CV — Satwik Pandey

Education

Jaypee Institute of Information Technology

Bachelor of Technology in Computer Science · CGPA: 3.3 / 4.0

Noida, India

Aug 2021 – May 2025

Research Interests

Natural Language Processing Large Language Models Uncertainty Quantification Trustworthy AI AI Safety / Security

Publications & Preprints

2026 Submitted to COLM 2026

S. Pandey, et al.

SELFDOUBT: Uncertainty Quantification for Reasoning LLMs via the Hedge-to-Verify Ratio

Proposed an O(1) black-box uncertainty framework extracting behavioral hedge/verify signals from reasoning traces, significantly outperforming Semantic Entropy on discrimination (p=0.001) at 10× lower cost; a zero-hedge gate achieves 96.1% precision across 7 models and 3 benchmarks.

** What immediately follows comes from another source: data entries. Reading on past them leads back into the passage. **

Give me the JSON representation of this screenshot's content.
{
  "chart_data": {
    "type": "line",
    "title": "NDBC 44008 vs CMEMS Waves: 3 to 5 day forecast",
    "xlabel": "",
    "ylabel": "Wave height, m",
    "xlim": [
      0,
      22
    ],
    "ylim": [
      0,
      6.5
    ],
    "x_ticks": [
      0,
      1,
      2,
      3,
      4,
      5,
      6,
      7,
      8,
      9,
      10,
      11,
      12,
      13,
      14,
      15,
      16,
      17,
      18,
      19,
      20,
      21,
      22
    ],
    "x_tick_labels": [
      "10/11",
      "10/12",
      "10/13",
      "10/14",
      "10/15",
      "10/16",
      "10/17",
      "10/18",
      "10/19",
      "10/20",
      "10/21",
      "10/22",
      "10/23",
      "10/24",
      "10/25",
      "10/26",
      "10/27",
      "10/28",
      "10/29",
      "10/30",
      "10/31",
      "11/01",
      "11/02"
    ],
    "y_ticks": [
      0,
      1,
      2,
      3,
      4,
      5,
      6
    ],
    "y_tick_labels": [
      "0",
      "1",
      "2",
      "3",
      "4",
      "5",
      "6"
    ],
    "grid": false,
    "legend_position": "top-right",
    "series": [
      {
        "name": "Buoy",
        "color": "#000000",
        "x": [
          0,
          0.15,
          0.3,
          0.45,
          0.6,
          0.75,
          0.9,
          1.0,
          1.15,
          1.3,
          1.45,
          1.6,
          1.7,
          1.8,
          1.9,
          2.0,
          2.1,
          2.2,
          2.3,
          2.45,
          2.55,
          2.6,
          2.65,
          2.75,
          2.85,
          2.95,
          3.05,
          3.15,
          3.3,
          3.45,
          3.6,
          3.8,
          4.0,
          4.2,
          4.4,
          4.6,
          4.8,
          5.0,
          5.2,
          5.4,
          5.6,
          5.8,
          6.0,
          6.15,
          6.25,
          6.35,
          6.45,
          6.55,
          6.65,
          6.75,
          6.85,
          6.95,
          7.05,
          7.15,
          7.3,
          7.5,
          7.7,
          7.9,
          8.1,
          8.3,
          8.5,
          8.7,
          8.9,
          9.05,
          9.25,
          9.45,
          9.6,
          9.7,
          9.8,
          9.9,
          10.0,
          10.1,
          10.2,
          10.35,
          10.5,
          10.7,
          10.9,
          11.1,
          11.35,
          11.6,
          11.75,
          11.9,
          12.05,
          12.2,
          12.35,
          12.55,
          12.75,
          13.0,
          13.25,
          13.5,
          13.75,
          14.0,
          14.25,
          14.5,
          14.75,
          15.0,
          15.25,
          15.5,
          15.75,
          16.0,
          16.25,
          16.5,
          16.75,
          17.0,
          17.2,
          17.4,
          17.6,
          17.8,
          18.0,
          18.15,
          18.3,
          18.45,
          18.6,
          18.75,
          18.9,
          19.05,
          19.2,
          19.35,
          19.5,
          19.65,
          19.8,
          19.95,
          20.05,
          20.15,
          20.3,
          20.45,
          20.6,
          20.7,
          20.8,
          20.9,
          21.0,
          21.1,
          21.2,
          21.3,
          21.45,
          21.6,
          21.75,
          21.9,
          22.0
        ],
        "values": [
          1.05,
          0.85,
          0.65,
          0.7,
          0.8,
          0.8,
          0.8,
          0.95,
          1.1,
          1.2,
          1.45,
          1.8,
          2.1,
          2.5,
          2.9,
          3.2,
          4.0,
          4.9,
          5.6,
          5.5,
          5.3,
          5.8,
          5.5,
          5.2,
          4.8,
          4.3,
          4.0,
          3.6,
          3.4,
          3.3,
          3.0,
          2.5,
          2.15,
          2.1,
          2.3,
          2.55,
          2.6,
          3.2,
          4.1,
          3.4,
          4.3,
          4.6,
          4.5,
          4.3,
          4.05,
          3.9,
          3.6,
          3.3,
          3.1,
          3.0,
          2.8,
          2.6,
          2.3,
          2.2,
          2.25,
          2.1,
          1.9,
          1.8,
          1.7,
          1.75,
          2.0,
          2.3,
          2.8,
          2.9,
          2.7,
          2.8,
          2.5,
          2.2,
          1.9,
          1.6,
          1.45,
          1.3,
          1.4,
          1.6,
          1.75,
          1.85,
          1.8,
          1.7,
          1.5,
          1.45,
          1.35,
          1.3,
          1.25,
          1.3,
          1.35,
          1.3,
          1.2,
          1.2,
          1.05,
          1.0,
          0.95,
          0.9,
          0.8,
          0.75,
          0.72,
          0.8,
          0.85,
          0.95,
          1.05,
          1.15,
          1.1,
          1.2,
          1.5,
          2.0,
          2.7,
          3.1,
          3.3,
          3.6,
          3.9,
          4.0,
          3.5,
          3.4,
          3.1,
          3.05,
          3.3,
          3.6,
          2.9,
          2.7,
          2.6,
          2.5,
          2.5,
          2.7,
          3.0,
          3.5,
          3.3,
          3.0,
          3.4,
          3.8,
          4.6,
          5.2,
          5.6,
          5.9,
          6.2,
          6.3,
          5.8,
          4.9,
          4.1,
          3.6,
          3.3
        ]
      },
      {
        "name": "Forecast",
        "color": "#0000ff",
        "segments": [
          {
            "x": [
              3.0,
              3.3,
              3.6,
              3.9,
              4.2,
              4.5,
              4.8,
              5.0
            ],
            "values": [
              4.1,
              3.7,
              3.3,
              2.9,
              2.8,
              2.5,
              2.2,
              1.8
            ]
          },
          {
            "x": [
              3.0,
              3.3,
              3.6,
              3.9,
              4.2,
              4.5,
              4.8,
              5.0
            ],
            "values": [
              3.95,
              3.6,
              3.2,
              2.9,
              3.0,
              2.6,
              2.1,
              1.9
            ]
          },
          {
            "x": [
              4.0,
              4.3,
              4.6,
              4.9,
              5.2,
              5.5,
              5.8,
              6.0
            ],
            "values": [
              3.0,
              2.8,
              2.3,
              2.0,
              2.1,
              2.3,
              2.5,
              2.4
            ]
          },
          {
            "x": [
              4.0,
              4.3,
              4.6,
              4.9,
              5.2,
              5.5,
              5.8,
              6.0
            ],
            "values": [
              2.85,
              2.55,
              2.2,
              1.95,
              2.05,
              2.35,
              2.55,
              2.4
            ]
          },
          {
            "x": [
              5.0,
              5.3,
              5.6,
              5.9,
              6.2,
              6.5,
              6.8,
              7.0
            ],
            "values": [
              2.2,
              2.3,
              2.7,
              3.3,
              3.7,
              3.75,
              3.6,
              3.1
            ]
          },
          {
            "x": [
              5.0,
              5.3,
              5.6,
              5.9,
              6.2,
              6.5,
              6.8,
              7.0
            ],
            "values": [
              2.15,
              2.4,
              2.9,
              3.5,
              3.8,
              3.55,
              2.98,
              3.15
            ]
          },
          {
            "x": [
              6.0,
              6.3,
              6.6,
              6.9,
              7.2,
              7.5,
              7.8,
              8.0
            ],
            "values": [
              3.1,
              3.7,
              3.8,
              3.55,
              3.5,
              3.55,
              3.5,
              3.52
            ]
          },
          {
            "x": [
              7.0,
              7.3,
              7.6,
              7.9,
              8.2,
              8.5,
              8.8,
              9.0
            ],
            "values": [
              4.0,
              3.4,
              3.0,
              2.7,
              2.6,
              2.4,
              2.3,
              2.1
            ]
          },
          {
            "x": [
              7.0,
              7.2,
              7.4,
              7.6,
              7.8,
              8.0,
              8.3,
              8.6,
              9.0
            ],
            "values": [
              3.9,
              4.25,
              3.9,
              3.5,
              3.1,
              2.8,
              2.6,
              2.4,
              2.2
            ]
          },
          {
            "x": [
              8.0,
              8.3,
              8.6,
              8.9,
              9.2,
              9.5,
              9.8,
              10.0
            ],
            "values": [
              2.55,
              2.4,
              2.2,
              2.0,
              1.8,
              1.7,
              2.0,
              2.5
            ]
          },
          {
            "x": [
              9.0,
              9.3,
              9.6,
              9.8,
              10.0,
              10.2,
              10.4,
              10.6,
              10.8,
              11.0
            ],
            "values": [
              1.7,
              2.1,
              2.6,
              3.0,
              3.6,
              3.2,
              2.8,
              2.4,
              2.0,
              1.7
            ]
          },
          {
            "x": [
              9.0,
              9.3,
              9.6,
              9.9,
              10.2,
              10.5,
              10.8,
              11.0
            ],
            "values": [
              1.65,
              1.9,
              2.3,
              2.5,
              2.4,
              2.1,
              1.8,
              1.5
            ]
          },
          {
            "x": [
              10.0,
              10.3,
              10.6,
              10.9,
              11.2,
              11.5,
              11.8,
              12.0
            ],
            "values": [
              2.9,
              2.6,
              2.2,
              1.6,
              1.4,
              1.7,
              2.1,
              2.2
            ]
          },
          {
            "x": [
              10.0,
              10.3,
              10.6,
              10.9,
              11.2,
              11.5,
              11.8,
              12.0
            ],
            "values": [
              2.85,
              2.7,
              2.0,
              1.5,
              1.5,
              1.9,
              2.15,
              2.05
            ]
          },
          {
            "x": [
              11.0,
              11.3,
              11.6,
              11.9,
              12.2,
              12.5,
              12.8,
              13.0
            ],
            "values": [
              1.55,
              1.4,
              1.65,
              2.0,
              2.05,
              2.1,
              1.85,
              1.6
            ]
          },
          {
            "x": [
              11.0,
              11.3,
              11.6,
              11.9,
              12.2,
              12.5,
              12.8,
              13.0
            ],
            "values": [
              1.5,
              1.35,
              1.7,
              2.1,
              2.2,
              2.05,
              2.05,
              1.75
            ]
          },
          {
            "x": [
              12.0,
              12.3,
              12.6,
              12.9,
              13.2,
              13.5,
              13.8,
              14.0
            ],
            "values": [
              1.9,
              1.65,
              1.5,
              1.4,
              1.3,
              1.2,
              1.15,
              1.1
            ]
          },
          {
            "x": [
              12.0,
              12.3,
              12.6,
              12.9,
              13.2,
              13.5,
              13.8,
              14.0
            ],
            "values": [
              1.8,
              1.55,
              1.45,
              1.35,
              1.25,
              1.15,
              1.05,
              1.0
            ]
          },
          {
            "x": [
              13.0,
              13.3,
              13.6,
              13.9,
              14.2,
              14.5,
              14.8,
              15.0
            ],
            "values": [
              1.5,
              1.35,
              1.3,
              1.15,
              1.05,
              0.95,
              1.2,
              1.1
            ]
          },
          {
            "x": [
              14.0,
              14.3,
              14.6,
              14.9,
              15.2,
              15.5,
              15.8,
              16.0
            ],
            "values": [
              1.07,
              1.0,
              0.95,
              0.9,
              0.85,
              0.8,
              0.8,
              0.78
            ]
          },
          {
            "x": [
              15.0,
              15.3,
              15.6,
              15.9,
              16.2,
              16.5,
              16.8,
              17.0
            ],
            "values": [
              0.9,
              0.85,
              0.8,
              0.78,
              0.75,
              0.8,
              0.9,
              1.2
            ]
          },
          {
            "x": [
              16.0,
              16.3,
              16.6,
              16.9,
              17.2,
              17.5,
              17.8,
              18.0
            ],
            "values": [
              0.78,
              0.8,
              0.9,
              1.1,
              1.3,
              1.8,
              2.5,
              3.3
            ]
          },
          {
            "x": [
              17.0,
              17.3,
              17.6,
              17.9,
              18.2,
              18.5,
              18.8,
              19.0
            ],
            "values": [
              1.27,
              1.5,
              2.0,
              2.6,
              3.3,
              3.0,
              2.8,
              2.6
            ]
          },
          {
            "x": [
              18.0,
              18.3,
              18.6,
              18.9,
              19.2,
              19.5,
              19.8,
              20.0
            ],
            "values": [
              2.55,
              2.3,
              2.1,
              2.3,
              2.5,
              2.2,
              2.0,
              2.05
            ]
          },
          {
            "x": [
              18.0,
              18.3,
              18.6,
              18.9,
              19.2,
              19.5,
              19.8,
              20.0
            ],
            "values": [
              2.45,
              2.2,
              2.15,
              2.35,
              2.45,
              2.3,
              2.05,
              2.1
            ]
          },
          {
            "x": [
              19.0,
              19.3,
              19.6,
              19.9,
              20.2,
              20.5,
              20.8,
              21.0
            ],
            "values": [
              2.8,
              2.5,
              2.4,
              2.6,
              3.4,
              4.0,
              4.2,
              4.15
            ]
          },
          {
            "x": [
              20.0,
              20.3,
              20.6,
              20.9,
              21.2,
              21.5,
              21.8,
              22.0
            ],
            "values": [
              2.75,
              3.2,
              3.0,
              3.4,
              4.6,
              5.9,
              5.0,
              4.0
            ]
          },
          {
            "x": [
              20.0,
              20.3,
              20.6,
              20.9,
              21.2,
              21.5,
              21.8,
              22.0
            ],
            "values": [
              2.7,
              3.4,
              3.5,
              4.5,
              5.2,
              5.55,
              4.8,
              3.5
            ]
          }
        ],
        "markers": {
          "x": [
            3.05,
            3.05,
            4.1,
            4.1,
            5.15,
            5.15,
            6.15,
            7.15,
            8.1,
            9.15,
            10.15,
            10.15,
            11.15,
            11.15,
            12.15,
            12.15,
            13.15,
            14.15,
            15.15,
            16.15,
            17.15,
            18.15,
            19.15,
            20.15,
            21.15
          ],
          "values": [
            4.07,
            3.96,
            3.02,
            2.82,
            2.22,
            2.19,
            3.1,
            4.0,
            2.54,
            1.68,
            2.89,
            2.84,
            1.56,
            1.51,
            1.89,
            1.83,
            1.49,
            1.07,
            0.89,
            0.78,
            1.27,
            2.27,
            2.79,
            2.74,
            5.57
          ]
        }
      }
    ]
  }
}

2026 Submitted to UAI 2026

S. Raghu, S. Pandey

Don't Blink: Evidence Collapse during Multimodal Reasoning

Identified a universal evidence collapse phenomenon in reasoning VLMs, observing visual attention drops up to 90.8% during generation and a task-conditional failure regime where confident but visually disengaged predictions are hazardous on sustained visual reference tasks but benign on symbolic tasks.

Under Review Journal of Systems and Software

S. Pandey, et al.

Repair of Thought: Advancing Automated Program Repair through a Dual-Model Reasoning Framework

Introduced a function-level APR framework achieving an SOTA 83.1% plausible repair rate on Defects4J, with an automated verification pipeline combining AST alignment, control-flow symbolic analysis, and semantic checks.

Research Experience

University of California, Santa Cruz · AIEA Lab

Research Assistant · Advisor: Prof. Leilani H. Gilpin

Remote / Santa Cruz, CA

Jun 2024 – Aug 2024

Investigated trustworthy logical reasoning in LLMs by translating natural language outputs into Prolog-based logic constraints to mathematically verify consistency and detect hallucinations.
Designed a Modular RAG architecture decoupling knowledge retrieval from reasoning, reducing false positive hallucination detection by integrating external ground-truth validation.
Developed an automated evaluation pipeline to benchmark trustworthiness, contributing to an open-source framework for explainable error reasoning in AI systems.

Jaypee Institute of Information Technology

Undergraduate Researcher · Advisor: Prof. Sandeep Kumar Singh

Noida, India

Aug 2023 – May 2024

Conducted initial experiments on parameter-efficient fine-tuning (Unsloth/QLoRA) which revealed limitations in complex logic repair, motivating a strategic pivot from training-based optimization to an inference-time reasoning framework that became the core contribution of the Repair of Thought publication.

Professional Experience

VFS Global

AI Research Engineer

New Delhi, India

Dec 2024 – Present

Investigated dynamic execution paths for multi-agent frameworks. Designed a complexity-based routing mechanism that differentiates between deterministic tasks (handled by parsers) and ambiguous instances (routed to reasoning-capable VLMs), optimizing the trade-off between inference cost and reasoning accuracy.
Integrated a two-stage confidence pipeline: token-level logit probabilities aggregated via Shannon entropy serve as a lightweight first-pass filter for extraction uncertainty, with high-entropy predictions escalated to a reasoning VLM-as-a-Judge for cross-modal extraction verification.
Designed a trace-guided re-extraction mechanism for cascade-rejected fields that fail both entropy screening and judge validation. The judge's reasoning traces are converted into corrective context for a secondary extraction model, enabling targeted recovery from extraction errors such as character misreads, boundary confusion, and semantic misattribution.
Designed a multi-level verification framework for biometric photo validation, separating signal-level quality assessment from semantic-level attribute verification with fine-tuned VLMs. The staged design isolated distinct failure modes and improved the interpretability of rejection decisions.